Tom Cousins was born on Dec. 7, 1931, in Atlanta, and graduated from the University of Georgia in 1952. In 1958, he started his real estate business, Cousins Properties, and jump-started a commercial transformation of metro Atlanta over the next three decades. He developed several downtown Atlanta parcels into gleaming office and entertainment complexes, including the Peachtree Tower skyscraper and the longstanding Omni Hotel and Arena. In 1968, Cousins bought the NBA’s St. Louis Hawks and moved them to Atlanta. It was the NBA’s first team in the Southeast. He later bought an expansion NHL franchise to the city, named the Flames.

Yet it was Cousins’ redevelopment of Atlanta’s East Lake neighborhood, which includes the historic East Lake Golf Club, that brought him acclaim in golf circles. The esteemed home course of Bob Jones had fallen on hard times, as had its surrounding residential and commercial blocks. Cousin and his family formed the East Lake Community Foundation in 1995, purchased the club and restored it to its former glory.

Just as importantly, Cousins partnered with the Atlanta Housing Authority and community leaders to build mixed-income housing, an elementary school and a YMCA in the East Lake neighborhood. He bridged the gap between the community’s residents and golf, launching a First Tee chapter and building an 18-hole short course on the former site of a troubled public housing complex.

“It has been a struggle,” said Cousins upon receiving the Bob Jones Award at the USGA’s 2001 Annual Meeting. “But I am glad we didn’t give up. It succeeded beyond my wildest imagination.

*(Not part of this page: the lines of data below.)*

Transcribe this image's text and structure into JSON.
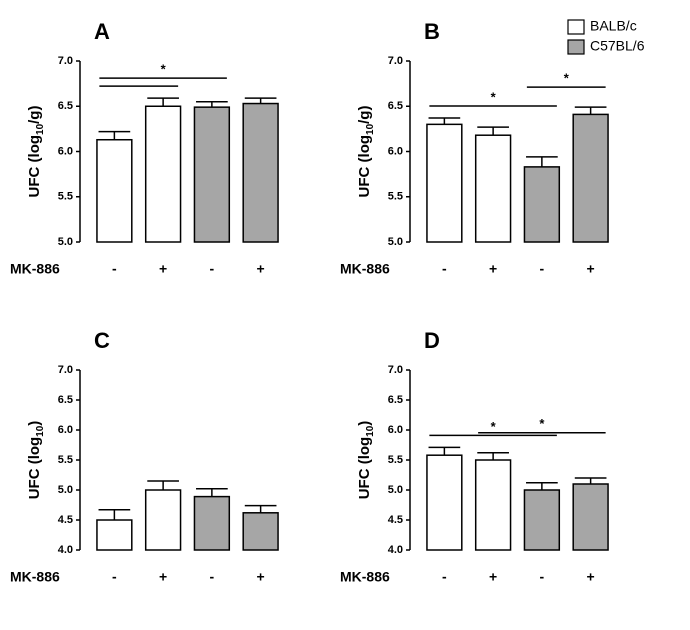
{
  "legend": [
    {
      "name": "BALB/c",
      "color": "#ffffff"
    },
    {
      "name": "C57BL/6",
      "color": "#a6a6a6"
    }
  ],
  "chart_data": [
    {
      "type": "bar",
      "title": "A",
      "y_label_parts": [
        "UFC (log",
        "10",
        "/g)"
      ],
      "x_label": "MK-886",
      "categories": [
        "-",
        "+",
        "-",
        "+"
      ],
      "values": [
        6.13,
        6.5,
        6.49,
        6.53
      ],
      "errors": [
        0.09,
        0.09,
        0.06,
        0.06
      ],
      "bar_colors": [
        "#ffffff",
        "#ffffff",
        "#a6a6a6",
        "#a6a6a6"
      ],
      "ylim": [
        5.0,
        7.0
      ],
      "yticks": [
        {
          "value": 5,
          "label": "5.0"
        },
        {
          "value": 5.5,
          "label": "5.5"
        },
        {
          "value": 6,
          "label": "6.0"
        },
        {
          "value": 6.5,
          "label": "6.5"
        },
        {
          "value": 7,
          "label": "7.0"
        }
      ],
      "comparisons": [
        {
          "between": [
            0,
            1
          ]
        },
        {
          "between": [
            0,
            2
          ],
          "label": "*"
        }
      ]
    },
    {
      "type": "bar",
      "title": "B",
      "y_label_parts": [
        "UFC (log",
        "10",
        "/g)"
      ],
      "x_label": "MK-886",
      "categories": [
        "-",
        "+",
        "-",
        "+"
      ],
      "values": [
        6.3,
        6.18,
        5.83,
        6.41
      ],
      "errors": [
        0.07,
        0.09,
        0.11,
        0.08
      ],
      "bar_colors": [
        "#ffffff",
        "#ffffff",
        "#a6a6a6",
        "#a6a6a6"
      ],
      "ylim": [
        5.0,
        7.0
      ],
      "yticks": [
        {
          "value": 5,
          "label": "5.0"
        },
        {
          "value": 5.5,
          "label": "5.5"
        },
        {
          "value": 6,
          "label": "6.0"
        },
        {
          "value": 6.5,
          "label": "6.5"
        },
        {
          "value": 7,
          "label": "7.0"
        }
      ],
      "comparisons": [
        {
          "between": [
            0,
            2
          ],
          "label": "*"
        },
        {
          "between": [
            2,
            3
          ],
          "label": "*"
        }
      ]
    },
    {
      "type": "bar",
      "title": "C",
      "y_label_parts": [
        "UFC (log",
        "10",
        ")"
      ],
      "x_label": "MK-886",
      "categories": [
        "-",
        "+",
        "-",
        "+"
      ],
      "values": [
        4.5,
        5.0,
        4.89,
        4.62
      ],
      "errors": [
        0.17,
        0.15,
        0.13,
        0.12
      ],
      "bar_colors": [
        "#ffffff",
        "#ffffff",
        "#a6a6a6",
        "#a6a6a6"
      ],
      "ylim": [
        4.0,
        7.0
      ],
      "yticks": [
        {
          "value": 4,
          "label": "4.0"
        },
        {
          "value": 4.5,
          "label": "4.5"
        },
        {
          "value": 5,
          "label": "5.0"
        },
        {
          "value": 5.5,
          "label": "5.5"
        },
        {
          "value": 6,
          "label": "6.0"
        },
        {
          "value": 6.5,
          "label": "6.5"
        },
        {
          "value": 7,
          "label": "7.0"
        }
      ],
      "comparisons": []
    },
    {
      "type": "bar",
      "title": "D",
      "y_label_parts": [
        "UFC (log",
        "10",
        ")"
      ],
      "x_label": "MK-886",
      "categories": [
        "-",
        "+",
        "-",
        "+"
      ],
      "values": [
        5.58,
        5.5,
        5.0,
        5.1
      ],
      "errors": [
        0.13,
        0.12,
        0.12,
        0.1
      ],
      "bar_colors": [
        "#ffffff",
        "#ffffff",
        "#a6a6a6",
        "#a6a6a6"
      ],
      "ylim": [
        4.0,
        7.0
      ],
      "yticks": [
        {
          "value": 4,
          "label": "4.0"
        },
        {
          "value": 4.5,
          "label": "4.5"
        },
        {
          "value": 5,
          "label": "5.0"
        },
        {
          "value": 5.5,
          "label": "5.5"
        },
        {
          "value": 6,
          "label": "6.0"
        },
        {
          "value": 6.5,
          "label": "6.5"
        },
        {
          "value": 7,
          "label": "7.0"
        }
      ],
      "comparisons": [
        {
          "between": [
            0,
            2
          ],
          "label": "*"
        },
        {
          "between": [
            1,
            3
          ],
          "label": "*"
        }
      ]
    }
  ]
}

We are proving that urban neighborhoods once given up as lost causes can be brought back to health and vitality.”

East Lake Golf Club hosted the 2001 U.S. Amateur won by Bubba Dickerson and since 2004 has been the annual host site of the Tour Championship, the PGA Tour’s season-ending event. The club was founded in 1904 and was where Bob Jones was taught the game by the legendary Scottish instructor Stewart Maiden. Donald Ross designed the second iteration of the course in 1915, which remained virtually untouched until alterations were made in preparation for the 1963 Ryder Cup.

Following a Rees Jones renovation in the 1990s after Cousins’ purchase, golf architect Andrew Green oversaw a restoration of East Lake in 2023 that focused on bringing back the lost elements of the Ross design. The work has been well-received, with East Lake now ranked No. 4 on Golf Digest’s Best Courses in Georgia.

Whatever the trajectory of East Lake Golf Club itself, it’s the now-thriving community around it that will forever be the legacy of Tom Cousins.

“I am really humbled by it,” said Cousins of the Bob Jones Award. “I am just a part of a dedicated team within the East Lake Community Foundation, with the purpose of changing people’s lives for the better.”

Greg Midland is the USGA’s editorial director.